Hazama M, Takaoki M, Ohfune K, Hinuma S, Fujisawa Y
Biotechnology Research Laboratories, Takeda Chemical Industries, Ltd., Osaka, Japan.
Vaccine. 1989 Dec;7(6):567-73. doi: 10.1016/0264-410x(89)90285-5.
Genetically modified M (pre-S2+S; P31) protein (M-P31c) particles were formulated into a vaccine (TGP-943) through adsorption on to an alum adjuvant. The immunogenicity of this vaccine was investigated using guinea-pigs and various kinds of mice. In terms of anti-HBs(S) response, TGP-943 was found to be as immunogenic as the control plasma-derived vaccine (PDV) and yeast-derived S vaccine (YDSV) in Balb/c mice. TGP-943 induced anti-S antibodies even in S low-responder mice. In addition to the anti-S antibodies, TGP-943 was shown to elicit anti-pre-S2 antibodies dose-dependently, and the anti-pre-S2 antibodies were maintained at a high level after immunization with a high dose of TGP-943. The antibody response to pre-S2 had a tendency to appear earlier than that to S. M-P31c particles induced in vitro proliferation of TGP-943-primed lymph node cells, indicating that TGP-943 is more immunogenic than conventional vaccines in terms of T-cell levels. These results suggest that TGP-943 would be a promising candidate for a third generation hepatitis B vaccine.
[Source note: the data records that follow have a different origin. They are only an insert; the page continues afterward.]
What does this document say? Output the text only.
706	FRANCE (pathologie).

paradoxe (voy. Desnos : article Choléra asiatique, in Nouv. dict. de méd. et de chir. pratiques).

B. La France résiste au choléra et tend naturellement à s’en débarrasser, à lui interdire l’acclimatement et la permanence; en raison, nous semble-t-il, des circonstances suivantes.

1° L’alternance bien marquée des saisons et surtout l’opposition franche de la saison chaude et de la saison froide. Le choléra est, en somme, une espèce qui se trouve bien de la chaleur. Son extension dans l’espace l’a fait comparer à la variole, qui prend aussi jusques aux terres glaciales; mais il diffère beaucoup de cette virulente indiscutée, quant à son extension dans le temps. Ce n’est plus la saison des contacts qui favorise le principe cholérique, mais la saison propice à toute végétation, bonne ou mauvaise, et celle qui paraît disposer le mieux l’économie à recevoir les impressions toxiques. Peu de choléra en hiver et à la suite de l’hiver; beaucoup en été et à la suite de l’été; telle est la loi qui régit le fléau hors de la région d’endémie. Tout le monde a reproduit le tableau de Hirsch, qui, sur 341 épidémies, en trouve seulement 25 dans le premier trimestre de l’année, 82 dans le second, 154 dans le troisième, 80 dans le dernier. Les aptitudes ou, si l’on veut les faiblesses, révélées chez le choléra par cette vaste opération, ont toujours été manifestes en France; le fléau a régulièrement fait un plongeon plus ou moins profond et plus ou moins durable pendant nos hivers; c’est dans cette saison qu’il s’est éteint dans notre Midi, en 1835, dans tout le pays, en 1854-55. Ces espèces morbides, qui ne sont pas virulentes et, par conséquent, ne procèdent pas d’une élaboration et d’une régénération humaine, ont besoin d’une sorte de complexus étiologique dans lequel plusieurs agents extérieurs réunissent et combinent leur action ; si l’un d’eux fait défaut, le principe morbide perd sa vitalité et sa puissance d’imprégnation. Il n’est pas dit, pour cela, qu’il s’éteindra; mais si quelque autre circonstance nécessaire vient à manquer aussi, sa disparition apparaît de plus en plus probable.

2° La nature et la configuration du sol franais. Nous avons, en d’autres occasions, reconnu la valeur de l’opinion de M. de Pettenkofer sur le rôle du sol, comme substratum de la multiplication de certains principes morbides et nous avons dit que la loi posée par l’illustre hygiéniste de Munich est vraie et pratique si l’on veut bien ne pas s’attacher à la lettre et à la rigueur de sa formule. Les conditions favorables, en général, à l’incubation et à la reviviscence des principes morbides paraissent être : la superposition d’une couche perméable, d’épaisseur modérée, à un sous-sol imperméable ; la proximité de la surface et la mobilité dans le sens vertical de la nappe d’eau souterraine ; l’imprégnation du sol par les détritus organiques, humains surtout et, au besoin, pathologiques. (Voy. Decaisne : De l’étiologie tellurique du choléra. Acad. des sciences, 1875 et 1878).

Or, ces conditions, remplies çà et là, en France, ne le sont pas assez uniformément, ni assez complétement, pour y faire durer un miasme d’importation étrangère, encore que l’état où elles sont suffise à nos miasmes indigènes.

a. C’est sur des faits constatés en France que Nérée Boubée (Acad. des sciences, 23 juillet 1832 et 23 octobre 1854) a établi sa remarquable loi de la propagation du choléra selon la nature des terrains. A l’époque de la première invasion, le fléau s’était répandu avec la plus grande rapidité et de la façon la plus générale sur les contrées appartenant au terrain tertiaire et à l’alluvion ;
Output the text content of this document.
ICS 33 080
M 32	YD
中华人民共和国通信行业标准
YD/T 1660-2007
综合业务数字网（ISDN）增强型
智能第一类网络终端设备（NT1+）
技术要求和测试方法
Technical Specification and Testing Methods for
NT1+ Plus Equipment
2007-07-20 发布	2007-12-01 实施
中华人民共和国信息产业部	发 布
将基因工程改造的M(前S2+S;P31)蛋白(M-P31c)颗粒吸附于明矾佐剂上制成疫苗(TGP-943)。使用豚鼠和各类小鼠研究了该疫苗的免疫原性。就抗-HBs(S)反应而言,发现TGP-943在Balb/c小鼠中的免疫原性与对照血浆源性疫苗(PDV)和酵母源性S疫苗(YDSV)相当。TGP-943甚至能在S低反应小鼠中诱导产生抗-S抗体。除抗-S抗体外,TGP-943还能剂量依赖性地引发抗前S2抗体,且在用高剂量TGP-943免疫后,抗前S2抗体维持在较高水平。对前S2的抗体反应往往比对S的抗体反应出现得更早。M-P31c颗粒能诱导经TGP-943致敏的淋巴结细胞在体外增殖,表明TGP-943在T细胞水平上比传统疫苗更具免疫原性。这些结果表明,TGP-943有望成为第三代乙肝疫苗的候选产品。